Start by working out where you are now
You need a baseline from which to track changes and the obvious one is where you are now. Hopefully, you are already on top of your cloud cost spending and have clear visibility of what spend belongs to what project, product or service. If not, then you need to fix that before going any further. You could take this exercise as an opportunity to address any obvious red flags in your billing. That basically means anything which suggests that people are not managing their cloud spend as economically as they could.
Deal with any cloud cost optimization issues
Once you have checked that people are not wasting cloud resources, it’s strongly recommended to take a good, hard look at your billing data and see if there are any signs that you need to improve your underlying cloud infrastructure. For example, excessive data transfer costs may be a sign that you need to rework your apps to reduce the extent to which data is transferred between regions or to and from the internet. Calculate your ec2, lambda, data transfer or s3 cloud cost to have a baseline.
There are two reasons for this. First of all, you will get a far better return from addressing major issues such as costly weaknesses in your cloud infrastructure than you will from finessing your forecasting. Secondly, you want and need an accurate baseline from which to track changes, so you need to sort out any obvious issues you have in the present (or at least the major ones) before you try to predict what is going to happen in the future.
Analyze your historical usage data
Your historical usage data will, quite literally, show you how your cloud usage has developed over time. Even though it may (and probably will) reflect your cloud learning curve and all the inefficiency that implies (as you learn how to use the cloud), you will usually still get a good idea of the general direction of travel and that can often generate a lot of insights into the future of your cloud usage and therefore your cloud spend.
At the very least, you should be able to see the seasonal trends in your cloud usage (in other words the periods of highest and lowest demand) and use these to inform your estimates for the same periods going forward. You may be able to take this a step further and see what services, or at least which types of services, are popular at what times of the year and also if there are any services, or types of services, which are increasing or decreasing in popularity.
In addition to analyzing usage, it’s also helpful to look at how people are paying for what they consume.
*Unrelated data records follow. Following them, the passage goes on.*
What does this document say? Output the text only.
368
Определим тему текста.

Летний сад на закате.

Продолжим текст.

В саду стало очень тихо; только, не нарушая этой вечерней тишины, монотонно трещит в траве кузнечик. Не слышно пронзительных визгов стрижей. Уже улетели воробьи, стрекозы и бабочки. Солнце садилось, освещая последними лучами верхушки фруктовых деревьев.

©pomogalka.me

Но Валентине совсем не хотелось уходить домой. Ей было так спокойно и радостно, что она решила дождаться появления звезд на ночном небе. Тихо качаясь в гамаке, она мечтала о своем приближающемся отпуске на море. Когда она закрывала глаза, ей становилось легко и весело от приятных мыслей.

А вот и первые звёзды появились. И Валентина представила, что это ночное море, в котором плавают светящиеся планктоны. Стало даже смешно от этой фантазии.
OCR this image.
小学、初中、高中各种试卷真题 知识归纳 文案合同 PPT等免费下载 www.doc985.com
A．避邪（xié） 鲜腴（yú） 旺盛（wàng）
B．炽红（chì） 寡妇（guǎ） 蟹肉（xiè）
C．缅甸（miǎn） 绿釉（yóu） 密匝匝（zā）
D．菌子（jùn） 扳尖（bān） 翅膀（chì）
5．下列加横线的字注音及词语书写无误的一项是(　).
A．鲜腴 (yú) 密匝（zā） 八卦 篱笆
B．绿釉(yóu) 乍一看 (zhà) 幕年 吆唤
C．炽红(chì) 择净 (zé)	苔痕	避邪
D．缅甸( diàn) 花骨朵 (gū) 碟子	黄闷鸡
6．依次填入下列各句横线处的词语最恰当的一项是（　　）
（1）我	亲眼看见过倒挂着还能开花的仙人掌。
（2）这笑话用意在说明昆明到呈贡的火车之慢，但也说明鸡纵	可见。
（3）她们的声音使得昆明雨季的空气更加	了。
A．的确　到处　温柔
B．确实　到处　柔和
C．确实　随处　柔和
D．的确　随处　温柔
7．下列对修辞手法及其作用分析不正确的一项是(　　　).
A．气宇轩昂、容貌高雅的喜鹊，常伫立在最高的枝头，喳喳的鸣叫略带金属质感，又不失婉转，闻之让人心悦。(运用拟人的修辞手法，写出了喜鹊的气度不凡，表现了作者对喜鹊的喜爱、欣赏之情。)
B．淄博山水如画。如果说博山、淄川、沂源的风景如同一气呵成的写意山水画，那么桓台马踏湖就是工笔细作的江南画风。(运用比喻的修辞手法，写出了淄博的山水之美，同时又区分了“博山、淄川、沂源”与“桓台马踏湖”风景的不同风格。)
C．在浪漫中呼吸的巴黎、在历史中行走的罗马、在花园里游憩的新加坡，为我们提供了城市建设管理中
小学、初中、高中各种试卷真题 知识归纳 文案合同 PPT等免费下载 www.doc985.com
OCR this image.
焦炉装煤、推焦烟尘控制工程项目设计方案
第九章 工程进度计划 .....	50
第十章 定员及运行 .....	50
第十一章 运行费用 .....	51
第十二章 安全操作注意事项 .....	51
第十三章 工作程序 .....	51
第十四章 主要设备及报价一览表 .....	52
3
For example, are they using On-Demand Instances, Reserved Instances (or a Compute Savings Plan) or Spot Instances? Is there a reason for this spending pattern? For example, have your staff noticed that Spot Instances tend to be particularly economical at certain times of the year, or are people just following habits, and, if the latter, could those habits be improved?
Keep checking your estimates against your invoices
Forecasting billing in data centers is a bit like driving down a major highway. You may come across the odd bend or turn, but they will probably be few and far between and usually indicated well in advance. Forecasting billing in the cloud is more like driving in a strange city. Circumstances will probably change so regularly that you could simply stop noticing the fact unless you actually stop and check.
When you are auditing your invoices, you need to be very clear about whether any inaccuracy was caused because you did not predict usage correctly (and if so what was the issue) or if it was simply a reflection of the fact that cloud platforms not only have extremely intricate billing models but that these change frequently. This means that you could forecast your cloud cost usage with slam dunk accuracy and still be wrong with your billing costs.
If you really want to finesse your billing forecasting, you could look for trends in how often cloud-platform providers update their billing for certain services and incorporate this into your estimates. This is, however, likely to be too much for most companies. The more pragmatic approach is just to stay alert to this practice and be ready to take action as soon as it becomes appropriate.